While such equations can suffer from numeric stability considerations on
back-substitution for parameters, thus was not the issue in this case.
The behavior of the one-equation-one-variable example is indeed a bug,
one that lies in the internals of root-extraction code. This bug is a
bit subtle and was basically elluded in going to the essentially
equivalent two-equation-two-variable problem. In any case I expect to
have it fixed for the next kernel release.

As surmised, Solve will rationalize its inputs. 
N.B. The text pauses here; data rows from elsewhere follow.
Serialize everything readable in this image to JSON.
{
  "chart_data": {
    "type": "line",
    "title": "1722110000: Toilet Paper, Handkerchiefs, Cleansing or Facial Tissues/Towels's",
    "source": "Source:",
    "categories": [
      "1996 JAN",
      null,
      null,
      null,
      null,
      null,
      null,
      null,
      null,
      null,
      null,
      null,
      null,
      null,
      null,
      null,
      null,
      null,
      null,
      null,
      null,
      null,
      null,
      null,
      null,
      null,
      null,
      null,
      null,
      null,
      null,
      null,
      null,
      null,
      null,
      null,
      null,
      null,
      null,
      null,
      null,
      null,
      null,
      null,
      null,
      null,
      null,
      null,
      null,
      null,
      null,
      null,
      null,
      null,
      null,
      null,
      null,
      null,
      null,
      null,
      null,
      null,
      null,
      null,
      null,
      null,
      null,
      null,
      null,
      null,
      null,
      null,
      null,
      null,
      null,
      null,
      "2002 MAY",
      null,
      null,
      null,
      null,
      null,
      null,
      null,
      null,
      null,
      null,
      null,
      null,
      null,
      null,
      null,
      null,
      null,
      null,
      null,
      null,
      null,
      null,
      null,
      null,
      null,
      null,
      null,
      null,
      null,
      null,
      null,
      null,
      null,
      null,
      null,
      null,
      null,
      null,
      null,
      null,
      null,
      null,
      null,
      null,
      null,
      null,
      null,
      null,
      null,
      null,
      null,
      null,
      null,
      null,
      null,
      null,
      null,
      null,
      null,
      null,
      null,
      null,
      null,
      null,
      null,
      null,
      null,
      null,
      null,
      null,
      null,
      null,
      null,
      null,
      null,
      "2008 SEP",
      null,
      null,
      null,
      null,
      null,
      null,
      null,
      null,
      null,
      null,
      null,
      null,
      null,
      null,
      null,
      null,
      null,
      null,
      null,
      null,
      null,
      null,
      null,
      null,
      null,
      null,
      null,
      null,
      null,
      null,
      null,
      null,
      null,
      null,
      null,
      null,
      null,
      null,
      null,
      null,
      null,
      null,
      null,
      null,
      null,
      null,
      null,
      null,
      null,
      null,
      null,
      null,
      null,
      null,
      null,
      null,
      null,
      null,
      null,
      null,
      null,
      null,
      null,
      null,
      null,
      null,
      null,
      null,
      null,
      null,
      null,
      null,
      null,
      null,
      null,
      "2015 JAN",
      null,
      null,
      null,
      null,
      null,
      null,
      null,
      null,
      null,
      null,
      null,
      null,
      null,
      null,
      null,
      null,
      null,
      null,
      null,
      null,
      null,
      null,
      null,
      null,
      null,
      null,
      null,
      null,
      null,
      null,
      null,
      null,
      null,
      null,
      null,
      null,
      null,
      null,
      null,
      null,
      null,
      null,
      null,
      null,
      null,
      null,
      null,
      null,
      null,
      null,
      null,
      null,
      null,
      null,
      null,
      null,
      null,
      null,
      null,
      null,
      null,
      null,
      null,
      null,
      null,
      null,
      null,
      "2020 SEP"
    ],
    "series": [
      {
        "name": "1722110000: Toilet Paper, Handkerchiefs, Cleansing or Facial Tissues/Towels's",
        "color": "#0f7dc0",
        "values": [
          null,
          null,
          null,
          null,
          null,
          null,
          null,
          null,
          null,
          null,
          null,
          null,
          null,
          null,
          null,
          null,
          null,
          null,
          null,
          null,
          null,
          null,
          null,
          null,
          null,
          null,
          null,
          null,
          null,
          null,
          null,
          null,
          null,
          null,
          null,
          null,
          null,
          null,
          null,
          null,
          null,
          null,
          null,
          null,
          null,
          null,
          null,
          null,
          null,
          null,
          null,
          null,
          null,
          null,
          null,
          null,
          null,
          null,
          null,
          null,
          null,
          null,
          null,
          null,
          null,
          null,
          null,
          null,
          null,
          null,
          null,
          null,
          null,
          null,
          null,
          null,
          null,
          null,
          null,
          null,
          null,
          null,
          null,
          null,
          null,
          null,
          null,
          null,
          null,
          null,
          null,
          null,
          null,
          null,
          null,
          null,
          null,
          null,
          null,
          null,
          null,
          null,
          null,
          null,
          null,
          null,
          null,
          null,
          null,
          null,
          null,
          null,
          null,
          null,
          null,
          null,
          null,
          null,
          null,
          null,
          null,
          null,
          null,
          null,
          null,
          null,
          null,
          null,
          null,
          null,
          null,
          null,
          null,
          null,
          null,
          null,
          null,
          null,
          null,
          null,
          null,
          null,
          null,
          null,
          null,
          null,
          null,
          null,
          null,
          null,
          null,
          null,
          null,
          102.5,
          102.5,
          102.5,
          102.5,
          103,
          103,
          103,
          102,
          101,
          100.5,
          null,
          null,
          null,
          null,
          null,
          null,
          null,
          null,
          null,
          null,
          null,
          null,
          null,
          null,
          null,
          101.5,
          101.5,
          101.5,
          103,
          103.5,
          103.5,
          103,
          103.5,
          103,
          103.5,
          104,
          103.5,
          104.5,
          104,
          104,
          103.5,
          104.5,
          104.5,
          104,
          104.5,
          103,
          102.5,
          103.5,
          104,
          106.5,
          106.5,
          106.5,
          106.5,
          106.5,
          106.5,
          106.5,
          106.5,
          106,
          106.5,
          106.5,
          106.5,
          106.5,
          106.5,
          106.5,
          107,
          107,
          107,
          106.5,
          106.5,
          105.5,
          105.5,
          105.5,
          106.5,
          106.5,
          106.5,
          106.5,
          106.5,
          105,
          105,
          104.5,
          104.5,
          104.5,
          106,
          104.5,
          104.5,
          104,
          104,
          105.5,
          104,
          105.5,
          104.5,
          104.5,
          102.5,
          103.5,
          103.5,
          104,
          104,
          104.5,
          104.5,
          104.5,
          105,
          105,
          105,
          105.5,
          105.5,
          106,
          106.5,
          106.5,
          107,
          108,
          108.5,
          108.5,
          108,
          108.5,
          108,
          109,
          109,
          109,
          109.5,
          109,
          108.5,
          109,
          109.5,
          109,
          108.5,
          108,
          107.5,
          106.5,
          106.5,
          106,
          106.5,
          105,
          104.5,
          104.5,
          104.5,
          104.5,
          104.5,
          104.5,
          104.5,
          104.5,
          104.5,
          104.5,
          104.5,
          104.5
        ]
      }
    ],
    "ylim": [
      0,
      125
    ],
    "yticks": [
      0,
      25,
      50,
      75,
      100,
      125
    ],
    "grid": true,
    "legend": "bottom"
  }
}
While I'm on the podium I'll note that I'm a bit crunched for time
nowadays so I do not look at notebooks to test candidate kernel bugs. It
simply takes too long to find the appropriate cells and convert to
InputForm that I can use within a kernel session run inside a debugger.
Had Andrzej not done this conversion it is doubtful whether the bug
would have been looked at for days to weeks at a minimum (it would get
reported to WRI, go through our SQA department, someone there would
perform said conversion, they'd file a report, it would get forwarded to
me....). Moral: Provide all InputForm needed to replicate the
misbehavior, or else give a convincing reason why this cannot be done
(or else be prepared to exercise alot of patience).